As a young woman, posing for photos with her going-off-to-war brother, the shop owner asked if he could take one just of her. He wanted it for the display in his window. She remembers being surprised by herself every time she walked past the store. Putting herself out there was not her style. Enjoying the celebrity was not how she spent her days. Still, she sits up a little straighter and smiles just a little brighter when she looks at this photo, some seventy years after it was taken
She was a stunner. There's no doubt about it.
Jesse's tall and handsome and charming. G'ma is small and wrinkly and snarky. They are a delightful pair. I sit across the salon, watching him create order out of chaos. He doesn't mind asking the same questions a dozen times. He doesn't make her feel inadequate. The first time he cut her hair, she reminded him that she was older and wiser and knew just what she wanted. He told her that was fine. They were tentative around each other, using me as an intermediary.
Now she scoots her butt back in the shampoo chair, the two of them laughing at her inability to move gracefully and his reluctance to call her ass her ass. She used the word, teasing his propriety and accepting his arm gracefully. She doesn't dwell on what she's lost; she accepts it as reality and deals with it.
I am so going to school on being an old person right now.
Everyone agrees that her hair is gorgeous. It's thick and wavy and a shade of gold and grey that no bottle could ever produce. She used to use a bluing rinse - a term that confused me terribly when I was a child - but now she manages to squeeze out a dollop of Matrix shampoo once a week and feels satisfied. Vanity was never her style; clean and neat was always enough.
Hair in her eyes is annoying; hair on her shoulders is noticeable. "Do you like it?" "I don't dislike it.... what do you think? You decide." And so, I do. A bit of layering, lots of trimming in front and over her ears so she's not annoyed by stray strands, and enough length so that she'll have something to style for the wedding. Even if she can't remember that it's my daughter who will be a bride in four months, her eyes light up at the thought of a party. "You'll be gorgeous," we tell her. "You're such liars... but you can keep talking," is her reply.
And the truth is, she'll be gorgeous in my eyes and frighteningly old in hers. The staff at the pod-castle all agree that she has the most beautiful skin; all she sees are the wrinkles. Her blue eyes sparkle as she catches a grammatical mistake; they still work is her response to the compliment on their beauty.

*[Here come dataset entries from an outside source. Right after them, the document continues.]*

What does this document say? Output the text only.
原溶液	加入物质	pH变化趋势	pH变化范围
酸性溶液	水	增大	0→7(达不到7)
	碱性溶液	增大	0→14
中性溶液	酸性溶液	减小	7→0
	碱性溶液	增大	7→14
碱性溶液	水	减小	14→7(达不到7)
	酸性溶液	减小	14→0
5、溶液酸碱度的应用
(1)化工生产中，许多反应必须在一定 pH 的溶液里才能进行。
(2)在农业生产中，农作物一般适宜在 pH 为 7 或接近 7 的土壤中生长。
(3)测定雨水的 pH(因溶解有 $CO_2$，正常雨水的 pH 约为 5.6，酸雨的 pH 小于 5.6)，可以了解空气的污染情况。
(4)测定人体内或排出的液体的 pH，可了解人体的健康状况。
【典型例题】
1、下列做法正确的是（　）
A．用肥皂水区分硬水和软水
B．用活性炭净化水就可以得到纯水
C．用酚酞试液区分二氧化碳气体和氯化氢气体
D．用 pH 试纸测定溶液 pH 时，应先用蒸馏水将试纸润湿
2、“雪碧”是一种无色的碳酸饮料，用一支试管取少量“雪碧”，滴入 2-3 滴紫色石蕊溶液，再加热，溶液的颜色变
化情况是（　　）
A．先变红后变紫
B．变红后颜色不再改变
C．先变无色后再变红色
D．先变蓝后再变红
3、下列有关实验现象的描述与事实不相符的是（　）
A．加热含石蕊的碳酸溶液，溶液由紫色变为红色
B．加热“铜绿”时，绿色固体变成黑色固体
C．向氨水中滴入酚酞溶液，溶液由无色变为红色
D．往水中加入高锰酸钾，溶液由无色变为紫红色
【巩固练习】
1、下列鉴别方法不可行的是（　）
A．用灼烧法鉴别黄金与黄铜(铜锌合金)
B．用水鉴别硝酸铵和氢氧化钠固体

This is not now nor ever has been a woman who spent a lot of time on how she looked or on how she was put together.Changing fashions meant nothing to her. Maureen, who cut her hair for 35 years before retiring and leaving her bereft, created the same style over and over again, year after year, every six weeks. It was just how she looked.
Muscle memory allowed her to recreate it when we could find a stylist who could give her the basics, but then even that began to disappear. For a while, her hair was a mess. I couldn't find anyone who would follow the contours of her head and the desires of her hair. They tried to make her something she was not. Both she and her tresses resisted mightily. It was a long haul until we found "the one."
It's not only technique that counts, as anyone who has ever frequented a salon will attest. It's the interpersonal chemistry that seals the deal. She may be a transplanted Brooklynite and he a Mexican-American hunk-and-a-half, but they light up the sky as they delight one another "How're you feeling?" Jesse asks and I begin to laugh even before she replies, as I knew she would, "With my fingers!"
Best of all, he's no where near retirement.
She's clacking her dentures and napping as he cuts, waking when he talks then dropping off when he's concentrating on the cut. She knows what to do while she's in his chair and I smile as I relax into mine. For this moment in time, she's a competent adult, taking care of business. She knows that she wants the curls out of her face. She doesn't want to take a lot of time to deal with her hair. She wants it neat and not in her way. Jesse's happy to oblige.
It takes a village to raise a child; it takes a talented stylist to groom my mom. I'm so glad I found him.